Stardust 1.0: The first rocket to run on biofuel
Part of: GS Prelims and GS- III – Sci & Tech
- On January 31, Stardust 1.0 was launched from Loring Commerce Centre in Maine, US, a former military base.
- It became the first commercial space launch powered by biofuel, which is non-toxic for the environment as opposed to traditionally used rocket fuel.
- Stardust 1.0 is a launch vehicle suited for student and budget payloads.
- The rocket is 20 feet tall and has a mass of roughly 250 kg.
- The rocket can carry a maximum payload mass of 8 kg.
- These rockets will help to launch small satellites called cubesats into space in a way that is relatively cheaper than using traditional rocket fuel and is less toxic for the environment.
Important value additions
- Biofuels are obtained from biomass, which can be converted directly into liquid fuels that can be used as transportation fuels.
- The two most common kinds of biofuels in use today are ethanol and biodiesel.
- They both represent the first generation of biofuel technology.
- Ethanol is renewable and made from different kinds of plant materials.
- Biodiesel is produced by combining alcohol with new and used vegetable oils, animal fats, or recycled cooking grease.
Do you know?
- Other companies are working towards making access to space easier.

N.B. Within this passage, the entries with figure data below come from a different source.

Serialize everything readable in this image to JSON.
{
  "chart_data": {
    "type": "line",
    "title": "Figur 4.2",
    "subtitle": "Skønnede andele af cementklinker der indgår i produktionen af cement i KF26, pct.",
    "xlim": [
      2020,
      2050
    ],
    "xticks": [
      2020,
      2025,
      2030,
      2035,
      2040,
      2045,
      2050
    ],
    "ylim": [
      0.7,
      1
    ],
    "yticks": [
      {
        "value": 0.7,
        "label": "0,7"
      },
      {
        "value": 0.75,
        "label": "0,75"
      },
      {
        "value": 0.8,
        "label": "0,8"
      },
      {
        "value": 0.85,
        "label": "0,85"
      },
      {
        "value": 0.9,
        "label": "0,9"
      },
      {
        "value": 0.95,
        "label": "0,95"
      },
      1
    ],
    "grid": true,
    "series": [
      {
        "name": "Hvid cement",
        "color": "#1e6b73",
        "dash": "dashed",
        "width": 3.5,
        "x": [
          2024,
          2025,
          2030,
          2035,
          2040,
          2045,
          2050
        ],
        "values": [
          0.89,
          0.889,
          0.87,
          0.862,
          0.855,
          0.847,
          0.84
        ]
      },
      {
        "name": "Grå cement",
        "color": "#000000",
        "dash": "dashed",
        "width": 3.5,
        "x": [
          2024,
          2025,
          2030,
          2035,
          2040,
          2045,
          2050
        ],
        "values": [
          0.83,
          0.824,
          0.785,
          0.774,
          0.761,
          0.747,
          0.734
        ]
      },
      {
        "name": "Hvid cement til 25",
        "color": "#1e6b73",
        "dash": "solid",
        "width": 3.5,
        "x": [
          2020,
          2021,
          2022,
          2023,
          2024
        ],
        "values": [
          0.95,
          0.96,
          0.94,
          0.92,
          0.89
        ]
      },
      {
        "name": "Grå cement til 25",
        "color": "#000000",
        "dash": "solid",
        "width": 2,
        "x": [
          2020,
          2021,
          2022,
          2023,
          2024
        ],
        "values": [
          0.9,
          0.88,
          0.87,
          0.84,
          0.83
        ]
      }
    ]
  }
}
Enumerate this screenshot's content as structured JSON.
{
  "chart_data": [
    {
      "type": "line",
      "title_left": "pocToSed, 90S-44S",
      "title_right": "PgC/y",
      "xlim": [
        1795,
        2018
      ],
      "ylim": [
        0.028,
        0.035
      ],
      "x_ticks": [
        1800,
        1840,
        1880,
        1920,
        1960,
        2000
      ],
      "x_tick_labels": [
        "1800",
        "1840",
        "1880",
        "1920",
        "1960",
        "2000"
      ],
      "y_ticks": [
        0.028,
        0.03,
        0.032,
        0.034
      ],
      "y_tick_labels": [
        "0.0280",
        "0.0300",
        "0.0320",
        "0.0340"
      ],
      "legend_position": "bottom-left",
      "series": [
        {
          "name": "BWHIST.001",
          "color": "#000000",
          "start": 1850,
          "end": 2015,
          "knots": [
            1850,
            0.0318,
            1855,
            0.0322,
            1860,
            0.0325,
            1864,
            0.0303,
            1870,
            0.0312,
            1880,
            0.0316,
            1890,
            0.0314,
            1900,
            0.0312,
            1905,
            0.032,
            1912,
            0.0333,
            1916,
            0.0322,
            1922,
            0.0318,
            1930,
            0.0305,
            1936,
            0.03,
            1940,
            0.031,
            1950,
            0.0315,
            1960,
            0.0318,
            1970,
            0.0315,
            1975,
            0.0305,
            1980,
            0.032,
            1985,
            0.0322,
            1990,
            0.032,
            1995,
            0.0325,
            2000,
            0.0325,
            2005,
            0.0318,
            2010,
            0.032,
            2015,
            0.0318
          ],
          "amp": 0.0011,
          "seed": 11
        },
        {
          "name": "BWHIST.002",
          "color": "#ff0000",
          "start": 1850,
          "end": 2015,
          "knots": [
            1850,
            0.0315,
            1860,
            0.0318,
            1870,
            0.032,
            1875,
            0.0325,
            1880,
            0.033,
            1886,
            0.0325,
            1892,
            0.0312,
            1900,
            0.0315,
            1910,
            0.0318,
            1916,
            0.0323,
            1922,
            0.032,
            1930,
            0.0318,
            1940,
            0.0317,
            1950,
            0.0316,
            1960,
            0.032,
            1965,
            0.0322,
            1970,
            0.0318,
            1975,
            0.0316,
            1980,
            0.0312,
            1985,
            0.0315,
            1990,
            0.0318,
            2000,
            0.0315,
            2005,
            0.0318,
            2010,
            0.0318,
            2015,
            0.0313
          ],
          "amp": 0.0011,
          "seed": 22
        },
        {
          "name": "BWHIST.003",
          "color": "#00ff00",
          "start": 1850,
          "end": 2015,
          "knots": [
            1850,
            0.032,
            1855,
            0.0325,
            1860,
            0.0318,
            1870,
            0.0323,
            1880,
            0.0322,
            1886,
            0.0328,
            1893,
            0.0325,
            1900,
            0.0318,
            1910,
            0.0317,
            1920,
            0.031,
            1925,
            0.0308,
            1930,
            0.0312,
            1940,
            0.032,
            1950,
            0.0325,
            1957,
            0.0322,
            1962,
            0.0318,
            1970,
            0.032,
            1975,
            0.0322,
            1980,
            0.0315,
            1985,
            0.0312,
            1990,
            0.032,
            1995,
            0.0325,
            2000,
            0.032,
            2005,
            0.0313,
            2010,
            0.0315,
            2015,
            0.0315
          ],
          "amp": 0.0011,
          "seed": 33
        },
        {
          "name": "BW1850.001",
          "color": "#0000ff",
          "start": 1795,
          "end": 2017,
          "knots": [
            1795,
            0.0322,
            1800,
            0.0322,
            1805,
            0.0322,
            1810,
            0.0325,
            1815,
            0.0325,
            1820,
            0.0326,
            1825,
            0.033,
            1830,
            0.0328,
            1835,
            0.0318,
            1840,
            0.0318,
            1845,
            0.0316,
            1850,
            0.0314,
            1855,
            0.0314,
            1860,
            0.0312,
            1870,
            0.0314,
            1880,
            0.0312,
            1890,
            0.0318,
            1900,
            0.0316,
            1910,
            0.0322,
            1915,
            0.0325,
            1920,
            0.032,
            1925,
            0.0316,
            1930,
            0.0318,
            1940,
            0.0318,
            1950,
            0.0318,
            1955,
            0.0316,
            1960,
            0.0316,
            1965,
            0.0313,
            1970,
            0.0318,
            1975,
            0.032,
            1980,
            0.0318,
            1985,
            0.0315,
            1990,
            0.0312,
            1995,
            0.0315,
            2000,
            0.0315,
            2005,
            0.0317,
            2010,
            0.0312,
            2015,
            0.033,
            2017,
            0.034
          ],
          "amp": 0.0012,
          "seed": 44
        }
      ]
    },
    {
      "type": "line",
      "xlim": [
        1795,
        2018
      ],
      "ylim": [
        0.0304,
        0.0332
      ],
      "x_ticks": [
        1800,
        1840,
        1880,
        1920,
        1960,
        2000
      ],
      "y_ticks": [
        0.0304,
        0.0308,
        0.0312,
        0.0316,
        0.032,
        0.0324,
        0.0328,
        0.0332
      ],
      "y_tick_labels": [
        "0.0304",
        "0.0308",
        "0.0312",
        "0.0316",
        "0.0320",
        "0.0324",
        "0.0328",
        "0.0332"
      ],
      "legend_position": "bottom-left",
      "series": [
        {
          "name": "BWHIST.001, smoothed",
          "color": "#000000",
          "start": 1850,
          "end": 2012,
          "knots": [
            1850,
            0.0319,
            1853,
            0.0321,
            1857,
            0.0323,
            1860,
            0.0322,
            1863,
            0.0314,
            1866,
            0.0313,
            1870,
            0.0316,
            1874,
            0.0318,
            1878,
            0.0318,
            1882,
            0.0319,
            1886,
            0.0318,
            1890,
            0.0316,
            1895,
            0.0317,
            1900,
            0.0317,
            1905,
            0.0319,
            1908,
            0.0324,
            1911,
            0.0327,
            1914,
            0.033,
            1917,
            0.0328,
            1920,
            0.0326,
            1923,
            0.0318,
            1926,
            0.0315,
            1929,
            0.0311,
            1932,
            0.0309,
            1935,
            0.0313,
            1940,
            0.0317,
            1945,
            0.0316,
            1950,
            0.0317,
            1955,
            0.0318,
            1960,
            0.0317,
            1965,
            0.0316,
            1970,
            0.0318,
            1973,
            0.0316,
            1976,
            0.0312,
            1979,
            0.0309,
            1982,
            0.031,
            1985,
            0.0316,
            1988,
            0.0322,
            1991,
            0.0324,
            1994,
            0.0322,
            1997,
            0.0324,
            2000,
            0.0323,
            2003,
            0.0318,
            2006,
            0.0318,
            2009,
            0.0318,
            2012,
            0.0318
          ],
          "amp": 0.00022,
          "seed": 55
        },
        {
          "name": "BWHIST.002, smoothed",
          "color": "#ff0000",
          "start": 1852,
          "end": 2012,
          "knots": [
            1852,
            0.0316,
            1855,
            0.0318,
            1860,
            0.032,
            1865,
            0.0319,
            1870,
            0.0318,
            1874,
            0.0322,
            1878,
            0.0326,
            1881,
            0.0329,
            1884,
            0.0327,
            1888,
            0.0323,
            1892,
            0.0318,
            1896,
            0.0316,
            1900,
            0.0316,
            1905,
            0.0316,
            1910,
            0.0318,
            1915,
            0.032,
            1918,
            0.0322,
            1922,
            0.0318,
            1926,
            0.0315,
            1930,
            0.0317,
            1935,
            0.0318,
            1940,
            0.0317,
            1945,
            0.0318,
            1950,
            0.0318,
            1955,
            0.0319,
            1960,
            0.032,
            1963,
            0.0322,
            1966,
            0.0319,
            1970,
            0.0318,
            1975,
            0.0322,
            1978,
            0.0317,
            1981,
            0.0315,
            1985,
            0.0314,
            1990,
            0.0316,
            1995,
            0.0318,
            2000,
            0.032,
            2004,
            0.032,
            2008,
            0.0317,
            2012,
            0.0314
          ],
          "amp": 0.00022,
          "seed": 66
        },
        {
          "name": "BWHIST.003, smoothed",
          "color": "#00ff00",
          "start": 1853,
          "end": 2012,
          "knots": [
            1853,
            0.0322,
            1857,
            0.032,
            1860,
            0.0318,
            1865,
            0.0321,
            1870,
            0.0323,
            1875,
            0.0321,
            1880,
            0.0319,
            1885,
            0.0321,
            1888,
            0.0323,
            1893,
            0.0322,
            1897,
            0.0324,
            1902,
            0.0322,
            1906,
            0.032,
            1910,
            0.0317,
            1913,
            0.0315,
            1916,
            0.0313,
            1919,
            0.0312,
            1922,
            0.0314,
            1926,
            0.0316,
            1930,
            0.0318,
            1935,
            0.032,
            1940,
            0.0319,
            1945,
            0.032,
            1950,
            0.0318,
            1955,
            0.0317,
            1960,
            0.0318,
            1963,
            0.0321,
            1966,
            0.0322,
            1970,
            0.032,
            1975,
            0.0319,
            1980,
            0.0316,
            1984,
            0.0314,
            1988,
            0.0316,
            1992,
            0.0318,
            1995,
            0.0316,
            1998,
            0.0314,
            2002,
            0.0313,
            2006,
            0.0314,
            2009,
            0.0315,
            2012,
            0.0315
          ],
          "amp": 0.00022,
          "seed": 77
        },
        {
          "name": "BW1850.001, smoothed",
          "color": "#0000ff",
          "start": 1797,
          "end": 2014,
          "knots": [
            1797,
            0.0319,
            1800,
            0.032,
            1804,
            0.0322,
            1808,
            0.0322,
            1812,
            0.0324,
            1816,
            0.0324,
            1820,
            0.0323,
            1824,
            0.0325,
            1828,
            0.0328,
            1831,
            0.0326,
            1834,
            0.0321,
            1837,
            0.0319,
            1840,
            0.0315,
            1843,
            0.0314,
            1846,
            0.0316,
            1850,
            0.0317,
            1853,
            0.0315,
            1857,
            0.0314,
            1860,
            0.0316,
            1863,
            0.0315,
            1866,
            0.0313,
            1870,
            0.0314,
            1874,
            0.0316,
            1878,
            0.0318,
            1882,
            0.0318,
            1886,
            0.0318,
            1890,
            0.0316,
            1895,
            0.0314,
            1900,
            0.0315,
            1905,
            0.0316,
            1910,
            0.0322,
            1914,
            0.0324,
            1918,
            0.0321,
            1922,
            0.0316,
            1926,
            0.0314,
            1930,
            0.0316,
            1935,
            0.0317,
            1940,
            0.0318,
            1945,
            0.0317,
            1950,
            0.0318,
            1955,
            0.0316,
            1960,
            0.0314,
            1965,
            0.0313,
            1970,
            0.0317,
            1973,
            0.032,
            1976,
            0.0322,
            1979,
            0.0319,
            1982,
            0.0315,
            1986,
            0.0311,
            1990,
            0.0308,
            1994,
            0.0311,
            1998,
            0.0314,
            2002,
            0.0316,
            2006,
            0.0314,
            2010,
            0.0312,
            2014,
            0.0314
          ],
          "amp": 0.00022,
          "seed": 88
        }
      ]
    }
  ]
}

- One of them is Amazon founder Jeff Bezos’s Space Company called Blue Origin.
- Last year in October, the company tested a rocket system called New Shephard.
- The rocket system is meant to take tourists to space eventually and offers flights to space over 100 km above Earth and accommodation for payloads.
- Such efforts are a part of a growing number of commercial space companies that are working to provide easier and cheaper access to space to laypeople and also to make access to space cost-effective for purposes of academic research, corporate technology development, and entrepreneurial ventures among others.